The creditor, therefore, faces the onerous task of choosing between not incurring any additional cost but giving up on their debt, on the one hand, and taking the chance of advancing a large sum in exchange for no certainty of recovery, on the other.
II. The solution
This issue can decisively impact the economic position of the creditor and their ability to recover debts in bankruptcy proceedings, and therefore ought to be regulated by law to minimise uncertainty.
There are a variety of ways to address this problem by introducing requirements for bankruptcy judges or bankruptcy administrators.
One very effective solution that would eliminate issues with decision-making by judges would be to legislate ceilings for additional advance payments. These could be based on the size of the debtor, similarly to how the initial advance is regulated.
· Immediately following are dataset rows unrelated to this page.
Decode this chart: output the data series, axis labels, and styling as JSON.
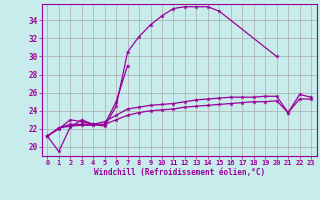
{
  "xlabel": "Windchill (Refroidissement éolien,°C)",
  "background_color": "#c8ecec",
  "line_color": "#990099",
  "grid_color": "#aaaaaa",
  "xlim": [
    -0.5,
    23.5
  ],
  "ylim": [
    19.0,
    35.8
  ],
  "xticks": [
    0,
    1,
    2,
    3,
    4,
    5,
    6,
    7,
    8,
    9,
    10,
    11,
    12,
    13,
    14,
    15,
    16,
    17,
    18,
    19,
    20,
    21,
    22,
    23
  ],
  "yticks": [
    20,
    22,
    24,
    26,
    28,
    30,
    32,
    34
  ],
  "series": [
    [
      21.2,
      19.5,
      22.2,
      23.0,
      22.5,
      22.3,
      24.5,
      30.5,
      32.2,
      33.5,
      34.5,
      35.3,
      35.5,
      35.5,
      35.5,
      35.0,
      null,
      null,
      null,
      null,
      30.0,
      null,
      null,
      null
    ],
    [
      21.2,
      22.0,
      23.0,
      22.8,
      22.5,
      22.5,
      25.0,
      29.0,
      null,
      null,
      null,
      null,
      null,
      null,
      null,
      null,
      null,
      null,
      null,
      null,
      null,
      null,
      null,
      null
    ],
    [
      21.2,
      22.1,
      22.5,
      22.5,
      22.5,
      22.8,
      23.5,
      24.2,
      24.4,
      24.6,
      24.7,
      24.8,
      25.0,
      25.2,
      25.3,
      25.4,
      25.5,
      25.5,
      25.5,
      25.6,
      25.6,
      23.8,
      25.8,
      25.5
    ],
    [
      21.2,
      22.1,
      22.3,
      22.4,
      22.4,
      22.5,
      23.0,
      23.5,
      23.8,
      24.0,
      24.1,
      24.2,
      24.4,
      24.5,
      24.6,
      24.7,
      24.8,
      24.9,
      25.0,
      25.0,
      25.1,
      23.8,
      25.3,
      25.3
    ]
  ]
}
In this approach, the additional advance required to continue the bankruptcy proceedings would be determined by the category of the debtor (i.e., whether it is a micro-enterprise or a small, medium-sized, or large business). The ceilings would not necessarily have to be identical to those for initial advances. That being said, care ought to be taken to find a satisfactory solution that would reduce the potential gap between the high amounts of bankruptcy advances and their economic justification for creditors.
One option here would be to limit the additional advance to, for instance, no more than three times the ceiling for the initial advance payment. For example, a judge could seek an advance of no more than 150,000 dinars (about 1,275 euros) for a bankrupt micro-enterprise. The relevant consideration here is understanding whether it is justified to assess additional advances in amounts several times higher than initial ones. If 50,000 dinars is sufficient to cover the costs of advertising, notifications, retaining a bankruptcy administrator, and securing assets, one may well ask what further steps in a bankruptcy proceedings warrant the additional expenditure of, say, 400,000 or 500,000 dinars (roughly between 3,000 and 4,000 euros), especially as the bankruptcy administrator has already taken nearly all the actions they felt necessary.
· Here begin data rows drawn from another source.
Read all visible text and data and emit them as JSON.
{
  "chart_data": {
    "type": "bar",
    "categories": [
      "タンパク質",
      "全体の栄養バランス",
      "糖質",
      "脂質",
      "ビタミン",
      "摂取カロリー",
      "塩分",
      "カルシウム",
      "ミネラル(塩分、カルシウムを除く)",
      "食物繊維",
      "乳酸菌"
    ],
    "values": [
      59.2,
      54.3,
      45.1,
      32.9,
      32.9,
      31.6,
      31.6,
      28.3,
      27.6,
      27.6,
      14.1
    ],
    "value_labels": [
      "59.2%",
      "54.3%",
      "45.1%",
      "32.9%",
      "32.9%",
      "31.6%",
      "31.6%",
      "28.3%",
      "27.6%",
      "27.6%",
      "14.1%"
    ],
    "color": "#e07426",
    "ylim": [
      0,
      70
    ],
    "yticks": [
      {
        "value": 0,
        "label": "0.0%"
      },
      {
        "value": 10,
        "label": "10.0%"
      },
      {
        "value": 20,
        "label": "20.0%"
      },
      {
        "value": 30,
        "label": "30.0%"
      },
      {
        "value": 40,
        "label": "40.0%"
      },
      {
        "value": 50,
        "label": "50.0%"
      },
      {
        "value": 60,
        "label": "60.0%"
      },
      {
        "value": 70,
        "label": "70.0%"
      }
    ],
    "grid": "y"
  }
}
The Bankruptcy Law could also be amended to introduce requirements for bankruptcy administrators that could improve the position of creditors.
Here, as judges often consult bankruptcy administrators and frequently rely on their estimates when assessing advances, the Law could mandate that bankruptcy administrators submit a duly justified report, containing an exhaustive list of further actions to be taken in the bankruptcy proceedings with a breakdown of costs, which would then inform the judge’s decision.
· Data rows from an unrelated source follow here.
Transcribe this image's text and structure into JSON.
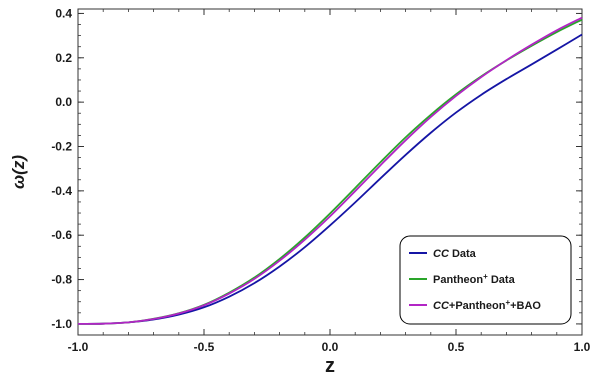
{
  "chart_data": {
    "type": "line",
    "title": "",
    "xlabel": "z",
    "ylabel": "ω(z)",
    "xlim": [
      -1.0,
      1.0
    ],
    "ylim": [
      -1.05,
      0.42
    ],
    "x_ticks": [
      "-1.0",
      "-0.5",
      "0.0",
      "0.5",
      "1.0"
    ],
    "y_ticks": [
      "-1.0",
      "-0.8",
      "-0.6",
      "-0.4",
      "-0.2",
      "0.0",
      "0.2",
      "0.4"
    ],
    "x_tick_values": [
      -1.0,
      -0.5,
      0.0,
      0.5,
      1.0
    ],
    "y_tick_values": [
      -1.0,
      -0.8,
      -0.6,
      -0.4,
      -0.2,
      0.0,
      0.2,
      0.4
    ],
    "grid": false,
    "legend_position": "bottom-right",
    "x": [
      -1.0,
      -0.9,
      -0.8,
      -0.7,
      -0.6,
      -0.5,
      -0.4,
      -0.3,
      -0.2,
      -0.1,
      0.0,
      0.1,
      0.2,
      0.3,
      0.4,
      0.5,
      0.6,
      0.7,
      0.8,
      0.9,
      1.0
    ],
    "series": [
      {
        "name": "CC Data",
        "name_parts": [
          {
            "t": "CC",
            "i": true
          },
          {
            "t": " Data"
          }
        ],
        "color": "#1515a5",
        "values": [
          -1.0,
          -0.999,
          -0.993,
          -0.98,
          -0.958,
          -0.925,
          -0.877,
          -0.816,
          -0.741,
          -0.654,
          -0.556,
          -0.452,
          -0.344,
          -0.238,
          -0.138,
          -0.047,
          0.033,
          0.104,
          0.17,
          0.237,
          0.305
        ]
      },
      {
        "name": "Pantheon+ Data",
        "name_parts": [
          {
            "t": "Pantheon"
          },
          {
            "t": "+",
            "sup": true
          },
          {
            "t": " Data"
          }
        ],
        "color": "#2aa52a",
        "values": [
          -1.0,
          -0.999,
          -0.993,
          -0.977,
          -0.952,
          -0.914,
          -0.859,
          -0.791,
          -0.707,
          -0.61,
          -0.502,
          -0.387,
          -0.271,
          -0.159,
          -0.057,
          0.035,
          0.116,
          0.188,
          0.254,
          0.316,
          0.372
        ]
      },
      {
        "name": "CC+Pantheon+ +BAO",
        "name_parts": [
          {
            "t": "CC",
            "i": true
          },
          {
            "t": "+Pantheon"
          },
          {
            "t": "+",
            "sup": true
          },
          {
            "t": "+BAO"
          }
        ],
        "color": "#b225c5",
        "values": [
          -1.0,
          -0.999,
          -0.993,
          -0.978,
          -0.953,
          -0.916,
          -0.863,
          -0.797,
          -0.715,
          -0.62,
          -0.515,
          -0.401,
          -0.285,
          -0.172,
          -0.067,
          0.028,
          0.113,
          0.189,
          0.259,
          0.324,
          0.381
        ]
      }
    ]
  }
}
This arrangement would prevent bankruptcy administrators from making broad-based estimates of future costs, and preclude bankruptcy judges’ rulings from relying on such approximations. At the same time, as any additional costs would be substantiated, creditors would benefit from more certainty and transparency in decision-making as to any additional advances required to continue bankruptcy proceedings. In sum, the current Bankruptcy Law can be amended to address emerging issues identified in practice. What is required is identifying these situations, which often arise in actual cases, and proposing potential solutions that could help the legislator regulate these matters more clearly.